Cultural sharing is a two-way street where I have also learned valuable lessons from my students and fellow classmates. One of the most impactful lessons is that I have dispelled the stereotypes and misconceptions associated with American cultures. In the past, I considered America to be the only dreamland in the world where everything is possible. That notion was changed as I had regular conversations with locals. Through them, I have learned more about their society, thus being able to look at things in a broader perspective. In regard to the cultural exchange with the other FLTAs, the initial gathering in August and the mid-year conference in December broadened my horizon to a greater extent, enabling me to learn from their distinctive cultures and teaching styles. The constant sharing and learning helped me become a more well-rounded and open-minded educator. Those wonderful exchanges indeed contributed to Senator Fulbright’s vision: “a world with a little more knowledge and a little less conflict.”
For me personally, I felt very blessed to have the opportunity to study at Ursinus College given my family’s difficult financial situation. I had profound gratitude for the opportunity to take two courses each semester, and I studied with enthusiasm! Throughout my Fulbright year, I took sociology, French, and German. Sociology delved deep into American cultures (especially the issue between the black and white communities) and offered me many opportunities to engage in classroom discussions. I eventually felt more at ease to express my opinions in class. However, as a language teacher, I reaped most bountiful rewards from the two language courses I took. I was especially influenced by my French professor, Mrs. Trout, who has an extensive repertoire of teaching techniques. Even though a lot of them are rather traditional, Mrs. Trout knows how to use them effectively. With her careful guidance, I was amazed to see myself finish reading three unabridged French novels in one semester and write a 1,000-word final essay in French. Her exemplary teaching, dynamic style, charisma, and active learning approach are what inspired me to keep learning French and to become a better educator.
In addition to cultural exchange and academic study, non-academic experience such as joining the local church choir, participating in school club performances, and travelling also helped broaden my horizon. Singing in the choir helped me find a wonderful community and deepen my Catholic faith. It was a memorable experience to have weekly choir practice in the conductor’s house. The weekly connection with the choir members helped us become good friends. Upon my departure, the choir even held a farewell gathering for me, which filled me with joyful tears. As for the school club performances, I had several group performing experiences with American students, be it modern dance, Indian dance, or African dance. The process of collaboration made me bolder in my body expression and in my communication with my teams.

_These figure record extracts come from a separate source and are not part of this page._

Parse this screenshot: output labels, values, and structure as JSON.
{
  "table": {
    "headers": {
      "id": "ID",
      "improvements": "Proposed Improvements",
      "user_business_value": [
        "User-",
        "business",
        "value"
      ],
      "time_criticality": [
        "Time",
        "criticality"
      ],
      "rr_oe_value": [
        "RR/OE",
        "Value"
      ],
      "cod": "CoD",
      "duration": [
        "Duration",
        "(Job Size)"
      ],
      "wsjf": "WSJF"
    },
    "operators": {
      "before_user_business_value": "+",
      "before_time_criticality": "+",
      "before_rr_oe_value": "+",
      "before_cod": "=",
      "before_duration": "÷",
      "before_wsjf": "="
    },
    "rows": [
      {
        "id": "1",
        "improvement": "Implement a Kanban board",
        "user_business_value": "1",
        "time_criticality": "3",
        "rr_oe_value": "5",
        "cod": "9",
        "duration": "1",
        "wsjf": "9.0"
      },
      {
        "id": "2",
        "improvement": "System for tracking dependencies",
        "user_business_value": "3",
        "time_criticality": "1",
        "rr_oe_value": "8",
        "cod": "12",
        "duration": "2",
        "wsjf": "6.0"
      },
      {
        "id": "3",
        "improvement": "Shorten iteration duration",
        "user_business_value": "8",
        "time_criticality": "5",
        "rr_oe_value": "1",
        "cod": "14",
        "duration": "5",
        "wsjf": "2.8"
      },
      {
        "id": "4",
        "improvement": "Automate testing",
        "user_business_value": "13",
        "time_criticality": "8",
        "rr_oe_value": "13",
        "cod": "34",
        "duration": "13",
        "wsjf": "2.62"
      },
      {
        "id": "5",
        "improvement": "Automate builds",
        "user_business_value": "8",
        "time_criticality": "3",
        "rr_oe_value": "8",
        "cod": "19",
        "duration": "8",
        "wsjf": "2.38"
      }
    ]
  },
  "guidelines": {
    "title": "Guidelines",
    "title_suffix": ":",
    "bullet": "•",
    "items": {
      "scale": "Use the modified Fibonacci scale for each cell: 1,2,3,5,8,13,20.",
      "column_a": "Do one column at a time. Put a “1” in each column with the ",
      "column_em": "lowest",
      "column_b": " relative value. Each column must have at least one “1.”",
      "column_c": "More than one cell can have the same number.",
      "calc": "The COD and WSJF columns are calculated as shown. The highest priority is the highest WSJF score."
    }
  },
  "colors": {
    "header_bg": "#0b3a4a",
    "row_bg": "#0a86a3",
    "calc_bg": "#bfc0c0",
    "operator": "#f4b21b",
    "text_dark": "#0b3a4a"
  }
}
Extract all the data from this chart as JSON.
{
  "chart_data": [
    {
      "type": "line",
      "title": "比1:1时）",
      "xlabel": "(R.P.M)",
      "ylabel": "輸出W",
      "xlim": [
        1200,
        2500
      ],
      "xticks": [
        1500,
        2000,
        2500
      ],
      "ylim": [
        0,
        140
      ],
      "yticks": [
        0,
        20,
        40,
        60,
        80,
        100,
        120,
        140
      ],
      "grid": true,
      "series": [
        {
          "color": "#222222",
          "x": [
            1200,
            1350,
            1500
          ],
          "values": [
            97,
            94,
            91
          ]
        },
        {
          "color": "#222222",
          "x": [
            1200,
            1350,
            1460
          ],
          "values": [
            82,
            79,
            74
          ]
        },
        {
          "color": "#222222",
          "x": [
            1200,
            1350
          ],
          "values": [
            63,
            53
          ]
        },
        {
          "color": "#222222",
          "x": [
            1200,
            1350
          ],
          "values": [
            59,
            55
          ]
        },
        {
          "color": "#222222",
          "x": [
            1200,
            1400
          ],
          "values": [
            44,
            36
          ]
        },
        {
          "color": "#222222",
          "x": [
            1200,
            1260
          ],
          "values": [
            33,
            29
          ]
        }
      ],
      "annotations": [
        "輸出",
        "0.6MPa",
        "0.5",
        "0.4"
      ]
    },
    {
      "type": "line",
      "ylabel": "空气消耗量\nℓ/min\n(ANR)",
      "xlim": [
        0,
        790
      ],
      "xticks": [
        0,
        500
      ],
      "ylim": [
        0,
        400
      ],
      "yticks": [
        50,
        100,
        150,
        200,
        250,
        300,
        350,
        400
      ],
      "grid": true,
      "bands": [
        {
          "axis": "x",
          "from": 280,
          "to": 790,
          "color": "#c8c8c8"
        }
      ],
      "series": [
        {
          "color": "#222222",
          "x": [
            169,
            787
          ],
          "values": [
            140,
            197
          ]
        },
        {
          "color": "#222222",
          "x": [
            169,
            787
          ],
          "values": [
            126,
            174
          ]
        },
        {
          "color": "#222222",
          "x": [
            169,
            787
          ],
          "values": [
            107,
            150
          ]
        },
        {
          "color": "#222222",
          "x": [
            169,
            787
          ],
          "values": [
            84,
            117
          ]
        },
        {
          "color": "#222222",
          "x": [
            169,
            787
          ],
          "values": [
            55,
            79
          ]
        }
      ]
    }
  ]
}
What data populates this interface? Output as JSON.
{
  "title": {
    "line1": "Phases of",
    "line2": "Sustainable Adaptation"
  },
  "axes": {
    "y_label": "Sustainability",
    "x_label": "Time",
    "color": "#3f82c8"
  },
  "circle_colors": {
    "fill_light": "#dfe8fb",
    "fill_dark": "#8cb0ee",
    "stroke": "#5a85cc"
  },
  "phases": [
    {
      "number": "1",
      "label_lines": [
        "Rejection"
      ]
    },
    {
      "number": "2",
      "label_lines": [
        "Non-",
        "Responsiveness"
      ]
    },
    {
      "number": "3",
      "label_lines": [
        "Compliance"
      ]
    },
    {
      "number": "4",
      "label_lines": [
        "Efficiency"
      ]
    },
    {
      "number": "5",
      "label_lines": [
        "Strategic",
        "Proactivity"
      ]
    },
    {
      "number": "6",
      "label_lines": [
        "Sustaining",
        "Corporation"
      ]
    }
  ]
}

The most poignant experience, though, was travelling on numerous occasions during my grant year. Those travels, with or without companions, opened my eyes and allowed me to see not only majestic landscape and geographical features, but also people of different colors and walks of life. I was held spellbound as I strolled in Canyonlands National Park in Utah. In New York City, I was surprised by the gap between the rich and the poor. In Washington D.C., I was fascinated by its museums and historical monuments. I also travelled for my professional development. Given my interest in educational drama, I went to the Oregon Shakespeare Festival in Ashland to attend the drama workshop, learning how to teach Shakespeare to students. This experience later led me to be the instructor of the Shakespeare Camp in Taipei in 2017. I could not help but feel mesmerized by how travels can bring about unforeseen changes in a person.
Thanks to the Fulbright experience, I had many wonderful opportunities to exchange cultures with my students and other FLTAs, to attend courses at Ursinus College, and to have phenomenal travelling experiences. During my ten-month grant, I have shared my culture and my language using various activities and methods. Through the courses I took, I observed different teaching approaches and experienced how personal charisma can elevate teaching. Finally, extensive travels allowed me to develop invaluable insights. All in all, my Fulbright year has equipped me with a brand-new energy to teach English, inviting me to go forth and be an inspiration myself.